Behavior and Temperament of Sight Hounds
Sight hounds are a category of their own and they behave much differently than other dogs. Because they have been selectively bred to hunt by sight, this requires owners to take a different twist when it comes to keeping and training a sight hound dog. A fenced yard and a leash are imperative with these fellows! Of course, no generalizations can be made with these dogs, as there are always variables.The following are some behavior quirks and characteristics of these dogs.
- A Need for Speed
Being bred for hunting fast-moving prey, these dogs are often scanning the horizon for anything that moves. However, unlike very active types of dogs; sight hounds offer the advantage that after sprinting, they may tire easily. So don't be surprised if owners of Greyhounds tell you that their dogs are a bit on the lazy side, and that after their exercise needs are met they'll be most likely laying on the couch for a good part of the need. However, as mentioned, you cannot really generalize with these dogs, as there are many variables. For instance, the Sloughis and Saluki are capable of running all day if given the opportunity.
- An Independent Streak
Sight hounds, unlike many Velcor dogs who follow you everywhere, are quite independent thinkers. When out in the yard, they may spend countless minutes just exploring and amusing themselves chasing anything that moves. When in the house, they often not underfoot , asking continuous attention as other types of dogs often do. Yet, they do often form a strong bond with their owners. However, there are always exceptions to the rule. Many report Italian Greyhounds to be a bit more on the clingy, Velcro side.
- Training Challenges
The recall, that is, coming when called, is something you'll need to work a lot on. Once this type of dog sees a rabbit or a cat, he'll be long gone and care less about your desperate attempts to call him back. Some may not be too food motivated, and may do better with a stuffed animal on a string used as a lure for training.
- Strong Prey Drive
If you are planning to add an adult sight hound to your home, consider that if you have cats or other small dogs, your sight hound may seem them as prey. It's best to purchase a puppy from a breeder who has raised the litter in a home with other cats and small dogs for a good start. Also, consider that while a young puppy may accept cats and smaller dogs in the home, the same won't necessarily apply to cats and unknown dogs seen outside.
- Snuggling Sleepers
As mentioned, once these dogs' exercise needs are met, these fellows will most likely curl up and go to sleep. Many sight hounds have an uncanny ability to curl up in the smallest spaces and many like to sleep under blankets. If your sight hound has short hair, he may easily feel cold in the winter and seek out ways to warm up.
- Picky Eaters
Some sight hounds may be on the picky side when it comes to eating. To make mealtime more enticing and to stimulate prey drive, it can help to place their food in a Kong Wobbler or a Buster Cube.
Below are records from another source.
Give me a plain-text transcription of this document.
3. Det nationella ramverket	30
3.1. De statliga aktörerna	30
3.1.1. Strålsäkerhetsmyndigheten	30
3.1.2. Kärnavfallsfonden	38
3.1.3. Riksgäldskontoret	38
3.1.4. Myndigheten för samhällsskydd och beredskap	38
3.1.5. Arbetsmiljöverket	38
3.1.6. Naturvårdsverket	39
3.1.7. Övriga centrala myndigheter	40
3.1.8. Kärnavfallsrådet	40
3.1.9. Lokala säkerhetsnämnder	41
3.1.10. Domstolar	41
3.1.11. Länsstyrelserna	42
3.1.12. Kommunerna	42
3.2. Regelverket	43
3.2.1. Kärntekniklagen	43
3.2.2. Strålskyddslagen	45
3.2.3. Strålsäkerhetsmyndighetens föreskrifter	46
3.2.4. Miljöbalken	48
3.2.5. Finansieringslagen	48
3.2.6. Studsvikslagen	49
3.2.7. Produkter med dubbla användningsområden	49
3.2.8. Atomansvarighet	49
Training Tip: What Type of Collar to Use with a Sight Hound?
These dogs are blessed with muscular necks but their heads are very thin. Because of this conformation, a regular buckle collar may not work for these dogs. Indeed, in dogs with necks wider than their heads, a regular buckle collar may just slip off. In this case, you may want to try a martingale collar which won't tighten around the dog's neck as a choke collar does but will effectively prevent it from slipping through the neck.